We should be creating something for our players if we can rather than just taking what we hear City, Arsenal or whoever singing. And isn’t it just a tad boring to insert our club or players name into some random song that countless are also doing the same with? Perhaps it’s just me! It’s a lot more interesting to work it out for ourselves. Otherwise we’re just sheep.

To use the Lichaj song again (there aren’t many other options!) I do feel it has helped create a strong relationship with the player; more so than if we just sang ‘One Eric Lichaj’ or another generic alternative. Similar was starting to happen with Antonio before he departed and even a few years back with Adebola although that one might not make it in the present day given the recent Lukaku furore!

It’s very possible that all this doesn’t matter to you. If it doesn’t then that is absolutely fair enough and well done for sticking with it this far. This is, after all, football songs I’m talking about and it’s somewhere way down a list of important matters. The purpose of this isn’t to tell you how to think, it’s suggesting an alternative. I’ve seen the appetite there is for it; the eruption through a pub or a concourse or stand when something a little new and exciting starts but it’s all too rare. And these new songs don’t need to be masterpieces – ‘Forest All Over The World’, the Quo tune, is simple but effective and doesn’t half get things motoring. And I adore that someone has taken a moment to dream up something up that’s different to the likes of ‘Everywhere We Go’ that haunts most football stadiums in this country.

If I’ve in any way got your attention by now then I would ask that you give this some consideration. Share your thoughts and by all means send them our way.

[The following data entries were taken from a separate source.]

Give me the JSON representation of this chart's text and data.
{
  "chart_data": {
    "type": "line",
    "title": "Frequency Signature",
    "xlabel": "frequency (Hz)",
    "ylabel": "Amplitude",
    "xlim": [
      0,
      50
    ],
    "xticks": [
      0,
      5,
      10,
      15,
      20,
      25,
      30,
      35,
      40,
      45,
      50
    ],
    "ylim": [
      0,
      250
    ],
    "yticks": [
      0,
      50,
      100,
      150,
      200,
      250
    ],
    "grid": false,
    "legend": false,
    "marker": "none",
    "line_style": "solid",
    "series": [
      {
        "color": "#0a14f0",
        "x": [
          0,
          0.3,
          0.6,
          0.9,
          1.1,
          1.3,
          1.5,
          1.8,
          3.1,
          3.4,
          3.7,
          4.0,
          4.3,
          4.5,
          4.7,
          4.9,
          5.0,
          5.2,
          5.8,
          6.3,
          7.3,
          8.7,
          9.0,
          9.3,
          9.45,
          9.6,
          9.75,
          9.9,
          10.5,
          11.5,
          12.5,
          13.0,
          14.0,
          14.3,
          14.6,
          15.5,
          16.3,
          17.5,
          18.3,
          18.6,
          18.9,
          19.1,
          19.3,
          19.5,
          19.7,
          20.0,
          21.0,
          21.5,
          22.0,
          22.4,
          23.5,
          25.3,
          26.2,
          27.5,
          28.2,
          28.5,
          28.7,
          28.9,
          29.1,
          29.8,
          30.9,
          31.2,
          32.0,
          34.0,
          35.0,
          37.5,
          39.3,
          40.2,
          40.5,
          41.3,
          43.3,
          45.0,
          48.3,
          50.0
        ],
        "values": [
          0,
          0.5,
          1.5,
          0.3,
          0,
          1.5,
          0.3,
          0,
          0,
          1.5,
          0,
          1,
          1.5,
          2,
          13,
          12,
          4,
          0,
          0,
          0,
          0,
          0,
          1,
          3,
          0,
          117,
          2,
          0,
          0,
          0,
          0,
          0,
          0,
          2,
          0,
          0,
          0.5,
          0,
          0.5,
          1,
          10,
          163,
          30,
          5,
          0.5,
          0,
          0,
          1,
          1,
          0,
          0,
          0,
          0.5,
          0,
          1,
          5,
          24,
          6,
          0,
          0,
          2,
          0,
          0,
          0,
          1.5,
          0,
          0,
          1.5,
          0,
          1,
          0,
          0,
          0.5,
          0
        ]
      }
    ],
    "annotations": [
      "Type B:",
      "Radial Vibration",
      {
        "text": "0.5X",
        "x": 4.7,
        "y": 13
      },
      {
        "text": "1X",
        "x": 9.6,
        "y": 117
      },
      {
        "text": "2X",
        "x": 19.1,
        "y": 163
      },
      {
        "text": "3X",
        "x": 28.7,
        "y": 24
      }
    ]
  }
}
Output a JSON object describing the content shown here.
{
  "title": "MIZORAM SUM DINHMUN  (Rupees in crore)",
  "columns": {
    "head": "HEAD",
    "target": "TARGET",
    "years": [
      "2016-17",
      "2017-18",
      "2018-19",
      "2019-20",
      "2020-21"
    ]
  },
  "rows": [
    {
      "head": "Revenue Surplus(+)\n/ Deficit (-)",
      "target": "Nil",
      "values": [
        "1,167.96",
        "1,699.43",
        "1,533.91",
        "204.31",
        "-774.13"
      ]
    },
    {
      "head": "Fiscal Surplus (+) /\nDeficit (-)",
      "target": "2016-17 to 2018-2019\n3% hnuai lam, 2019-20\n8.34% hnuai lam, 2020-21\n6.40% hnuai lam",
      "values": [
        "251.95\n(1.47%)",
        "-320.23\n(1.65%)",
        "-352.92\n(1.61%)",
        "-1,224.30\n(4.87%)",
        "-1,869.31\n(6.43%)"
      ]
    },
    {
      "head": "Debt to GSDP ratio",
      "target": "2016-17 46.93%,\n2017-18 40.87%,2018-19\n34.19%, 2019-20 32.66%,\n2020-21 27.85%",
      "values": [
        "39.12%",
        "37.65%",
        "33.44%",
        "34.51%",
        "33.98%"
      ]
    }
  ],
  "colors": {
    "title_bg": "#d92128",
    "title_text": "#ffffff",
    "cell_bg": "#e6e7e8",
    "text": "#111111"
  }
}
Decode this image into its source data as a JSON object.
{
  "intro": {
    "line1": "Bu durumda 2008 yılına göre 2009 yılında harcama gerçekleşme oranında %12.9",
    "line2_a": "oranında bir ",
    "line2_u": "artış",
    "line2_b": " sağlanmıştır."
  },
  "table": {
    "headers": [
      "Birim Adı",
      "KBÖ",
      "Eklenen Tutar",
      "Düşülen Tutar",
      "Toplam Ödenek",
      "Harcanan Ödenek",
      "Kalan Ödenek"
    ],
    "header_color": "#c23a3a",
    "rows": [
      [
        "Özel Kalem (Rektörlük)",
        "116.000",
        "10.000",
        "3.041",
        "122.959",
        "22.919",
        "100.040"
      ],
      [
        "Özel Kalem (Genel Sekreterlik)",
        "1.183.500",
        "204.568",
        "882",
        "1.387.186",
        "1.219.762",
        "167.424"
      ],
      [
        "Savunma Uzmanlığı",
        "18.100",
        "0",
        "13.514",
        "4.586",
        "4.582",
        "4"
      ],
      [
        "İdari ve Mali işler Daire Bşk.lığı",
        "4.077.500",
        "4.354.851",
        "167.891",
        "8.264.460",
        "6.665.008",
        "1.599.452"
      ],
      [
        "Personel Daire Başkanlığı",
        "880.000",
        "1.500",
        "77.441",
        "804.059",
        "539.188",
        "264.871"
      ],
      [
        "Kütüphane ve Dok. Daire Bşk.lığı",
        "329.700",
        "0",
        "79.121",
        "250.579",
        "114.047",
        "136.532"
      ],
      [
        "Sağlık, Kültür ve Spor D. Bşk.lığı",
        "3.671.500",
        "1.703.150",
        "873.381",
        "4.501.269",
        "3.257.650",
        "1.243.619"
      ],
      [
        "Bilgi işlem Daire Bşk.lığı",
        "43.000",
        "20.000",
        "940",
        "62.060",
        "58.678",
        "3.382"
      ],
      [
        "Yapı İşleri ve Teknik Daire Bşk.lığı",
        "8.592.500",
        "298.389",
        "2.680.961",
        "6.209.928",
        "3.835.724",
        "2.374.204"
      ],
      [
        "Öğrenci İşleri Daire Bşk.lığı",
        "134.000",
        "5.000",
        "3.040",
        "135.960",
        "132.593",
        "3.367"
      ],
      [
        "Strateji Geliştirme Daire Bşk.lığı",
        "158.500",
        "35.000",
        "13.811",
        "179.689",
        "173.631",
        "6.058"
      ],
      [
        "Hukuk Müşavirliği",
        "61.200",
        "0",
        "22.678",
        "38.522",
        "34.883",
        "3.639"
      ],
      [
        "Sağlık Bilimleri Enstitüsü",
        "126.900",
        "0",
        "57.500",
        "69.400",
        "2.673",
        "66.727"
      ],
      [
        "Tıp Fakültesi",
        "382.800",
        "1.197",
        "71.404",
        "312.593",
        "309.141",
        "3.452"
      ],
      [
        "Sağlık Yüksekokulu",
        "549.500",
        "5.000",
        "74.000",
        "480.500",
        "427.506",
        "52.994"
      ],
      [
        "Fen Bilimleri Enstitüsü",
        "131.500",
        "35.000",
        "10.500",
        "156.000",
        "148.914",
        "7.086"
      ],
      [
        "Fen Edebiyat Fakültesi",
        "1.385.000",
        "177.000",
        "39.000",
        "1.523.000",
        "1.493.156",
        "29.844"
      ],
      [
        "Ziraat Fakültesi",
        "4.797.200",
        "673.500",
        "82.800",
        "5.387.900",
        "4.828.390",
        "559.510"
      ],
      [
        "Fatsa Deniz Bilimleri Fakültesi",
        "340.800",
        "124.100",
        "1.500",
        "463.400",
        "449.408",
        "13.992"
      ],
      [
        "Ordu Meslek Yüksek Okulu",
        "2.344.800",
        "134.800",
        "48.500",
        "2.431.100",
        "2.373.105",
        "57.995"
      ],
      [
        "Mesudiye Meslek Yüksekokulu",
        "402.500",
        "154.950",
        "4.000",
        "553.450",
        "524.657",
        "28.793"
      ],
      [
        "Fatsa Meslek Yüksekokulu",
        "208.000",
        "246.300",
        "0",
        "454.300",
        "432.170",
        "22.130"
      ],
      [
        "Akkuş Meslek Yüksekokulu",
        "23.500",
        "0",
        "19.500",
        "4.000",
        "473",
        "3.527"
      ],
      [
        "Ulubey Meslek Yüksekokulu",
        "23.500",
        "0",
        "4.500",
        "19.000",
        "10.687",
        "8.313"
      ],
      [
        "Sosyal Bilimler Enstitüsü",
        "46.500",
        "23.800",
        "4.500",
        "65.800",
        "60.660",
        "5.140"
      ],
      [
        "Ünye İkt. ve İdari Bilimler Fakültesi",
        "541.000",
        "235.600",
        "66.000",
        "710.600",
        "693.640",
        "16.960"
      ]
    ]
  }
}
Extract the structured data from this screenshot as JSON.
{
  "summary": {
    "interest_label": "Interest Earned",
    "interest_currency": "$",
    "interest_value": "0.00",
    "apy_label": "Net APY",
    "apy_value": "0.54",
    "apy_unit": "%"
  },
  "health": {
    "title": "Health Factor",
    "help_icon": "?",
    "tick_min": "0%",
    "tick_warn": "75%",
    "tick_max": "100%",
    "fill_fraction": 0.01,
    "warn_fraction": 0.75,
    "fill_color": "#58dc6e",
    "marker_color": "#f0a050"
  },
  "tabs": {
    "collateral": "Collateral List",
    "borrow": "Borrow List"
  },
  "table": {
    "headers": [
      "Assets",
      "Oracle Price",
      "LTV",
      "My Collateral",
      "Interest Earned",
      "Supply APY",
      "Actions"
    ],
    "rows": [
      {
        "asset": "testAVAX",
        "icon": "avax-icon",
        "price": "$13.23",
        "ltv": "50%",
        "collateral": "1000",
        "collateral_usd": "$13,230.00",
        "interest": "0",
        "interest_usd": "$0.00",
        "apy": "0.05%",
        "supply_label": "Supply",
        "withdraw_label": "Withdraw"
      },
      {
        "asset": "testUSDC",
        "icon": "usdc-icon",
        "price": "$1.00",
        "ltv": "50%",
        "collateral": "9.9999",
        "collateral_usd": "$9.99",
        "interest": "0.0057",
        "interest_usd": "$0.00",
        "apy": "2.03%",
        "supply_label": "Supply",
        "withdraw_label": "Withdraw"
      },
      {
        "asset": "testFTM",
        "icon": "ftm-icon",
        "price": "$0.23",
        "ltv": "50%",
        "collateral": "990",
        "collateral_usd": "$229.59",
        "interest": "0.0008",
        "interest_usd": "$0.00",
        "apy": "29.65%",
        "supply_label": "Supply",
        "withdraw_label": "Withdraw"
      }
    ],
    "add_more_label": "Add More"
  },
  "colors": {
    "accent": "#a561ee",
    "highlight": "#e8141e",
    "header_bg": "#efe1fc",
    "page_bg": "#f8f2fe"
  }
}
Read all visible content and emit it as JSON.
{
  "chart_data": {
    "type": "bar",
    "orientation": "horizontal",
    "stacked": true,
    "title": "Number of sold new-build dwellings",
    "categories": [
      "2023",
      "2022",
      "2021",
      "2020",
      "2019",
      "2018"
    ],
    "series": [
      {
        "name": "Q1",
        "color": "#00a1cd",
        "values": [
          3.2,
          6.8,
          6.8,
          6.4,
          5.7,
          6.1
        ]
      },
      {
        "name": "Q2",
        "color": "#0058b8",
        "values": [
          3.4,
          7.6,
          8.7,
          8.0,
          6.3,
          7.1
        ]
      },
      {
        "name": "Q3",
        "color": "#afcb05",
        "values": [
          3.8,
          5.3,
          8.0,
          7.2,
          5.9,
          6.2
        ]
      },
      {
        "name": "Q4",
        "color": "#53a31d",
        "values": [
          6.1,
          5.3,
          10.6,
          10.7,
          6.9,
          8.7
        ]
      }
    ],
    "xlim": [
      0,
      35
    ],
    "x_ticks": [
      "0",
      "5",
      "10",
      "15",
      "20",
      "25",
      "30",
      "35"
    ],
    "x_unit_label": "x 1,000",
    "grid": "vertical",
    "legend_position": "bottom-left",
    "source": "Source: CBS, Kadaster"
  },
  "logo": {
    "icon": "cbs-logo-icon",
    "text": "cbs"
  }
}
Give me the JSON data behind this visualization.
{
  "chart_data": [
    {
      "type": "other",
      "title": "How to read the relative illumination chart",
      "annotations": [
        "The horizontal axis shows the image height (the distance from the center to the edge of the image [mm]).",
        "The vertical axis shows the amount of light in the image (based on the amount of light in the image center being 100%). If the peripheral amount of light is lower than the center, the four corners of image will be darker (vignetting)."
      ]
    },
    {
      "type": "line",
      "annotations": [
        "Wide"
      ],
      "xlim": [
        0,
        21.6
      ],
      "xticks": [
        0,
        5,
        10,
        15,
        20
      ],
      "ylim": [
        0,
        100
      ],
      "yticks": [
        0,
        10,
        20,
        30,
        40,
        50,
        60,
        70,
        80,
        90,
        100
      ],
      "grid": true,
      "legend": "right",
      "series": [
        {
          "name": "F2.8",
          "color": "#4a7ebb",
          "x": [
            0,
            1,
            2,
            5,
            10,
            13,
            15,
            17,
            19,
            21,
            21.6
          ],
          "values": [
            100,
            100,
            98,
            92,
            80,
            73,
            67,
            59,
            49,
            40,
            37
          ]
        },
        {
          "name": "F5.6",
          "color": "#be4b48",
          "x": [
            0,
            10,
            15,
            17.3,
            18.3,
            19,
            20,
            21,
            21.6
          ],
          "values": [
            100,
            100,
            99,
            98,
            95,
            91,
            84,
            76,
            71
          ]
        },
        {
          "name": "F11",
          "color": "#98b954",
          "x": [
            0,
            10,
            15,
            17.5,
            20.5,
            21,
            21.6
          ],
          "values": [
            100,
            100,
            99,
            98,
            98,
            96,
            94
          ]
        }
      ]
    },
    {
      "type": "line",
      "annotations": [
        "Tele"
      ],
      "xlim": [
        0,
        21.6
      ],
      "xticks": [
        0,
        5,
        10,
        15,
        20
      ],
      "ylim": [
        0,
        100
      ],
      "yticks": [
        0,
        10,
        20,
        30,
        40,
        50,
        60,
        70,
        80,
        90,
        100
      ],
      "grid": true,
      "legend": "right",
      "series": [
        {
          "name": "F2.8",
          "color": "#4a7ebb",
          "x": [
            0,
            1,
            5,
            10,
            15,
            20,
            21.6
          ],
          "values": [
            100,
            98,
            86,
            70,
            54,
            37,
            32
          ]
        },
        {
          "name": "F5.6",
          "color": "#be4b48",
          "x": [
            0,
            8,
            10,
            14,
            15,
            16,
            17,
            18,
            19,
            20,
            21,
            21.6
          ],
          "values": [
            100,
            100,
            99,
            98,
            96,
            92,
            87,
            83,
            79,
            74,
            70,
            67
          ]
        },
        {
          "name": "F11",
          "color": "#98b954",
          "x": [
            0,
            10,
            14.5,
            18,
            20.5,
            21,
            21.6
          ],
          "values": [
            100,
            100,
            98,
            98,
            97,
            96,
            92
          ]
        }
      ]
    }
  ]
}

We’d be only too pleased to exchange ideas, particularly where they are fresh and different, and then try and get them heard in the ground.

Forest have always been a pioneering club; in the boardroom, on the pitch and in the stands. We are the Original Reds; we have often led the way and it’s a tradition that we should always try to follow. It’s important that we keep supporting in whatever way we can but we can transform that support into something incredible if we rip up the rule book and do things our way.

The benchmark of FG is never to just equal what another club does, it’s to go beyond and on our own terms in every aspect of fan culture. We want to inspire our team on and become the set of supporters known and revered for not just following the herd but for breaking new ground. The songs, chants and anthems are such a big part of that for us.

Lend us a hand if you would. Let’s start crafting these wonderful original songs at the City Ground again and help recapture that spirit and reputation we once held. And if you don’t fancy that then at least be prepared to give something new a chance. Don’t dismiss it because you can’t be arsed or it sounds crap on first hearing. And however trivial this whole subject may sound don’t underestimate it. It can make a difference. And if nothing else it might make things a little more enjoyable.

The days of the old Trent End are gone. It’s time for us to take up the mantle again, and add our own additions to the A-Z of Forest songs.


I am a Garibaldi,

Born and raised,

And I will follow that Red & White for all my days,

I’ll keep that,

 Forest fire burning,

And come what may,

I’ll be following those Reds again today

(It Doesn’t Matter Anymore – Buddy Holly)


If she said it’s Forest or me,

You can count on my reply,

I’d say ‘no way duck’.

I’ll never give ‘em up,

I’m Forest ‘til the day I die,

And wherever I may go,

Wherever I may roam,

You’re never gonna change the way I am,

There’s a place on the river called home

(Show Me The Way To Go Home – Emerson, Lake & Palmer)


Footnote: ‘Forest Ever Forest’ is quite simply the greatest NFFC related book I have ever read. I don’t know the author, Chris Broughton, personally but I thank him for writing it and helping me with a few words for this piece. Apparently only 3,500 copies were ever produced and a quick glance around the internet shows that copies aren’t readily available. But if you can find it anywhere or borrow it then I’d highly recommend it. It’s a trip through Chris’ years following Forest everywhere and it is a glorious read.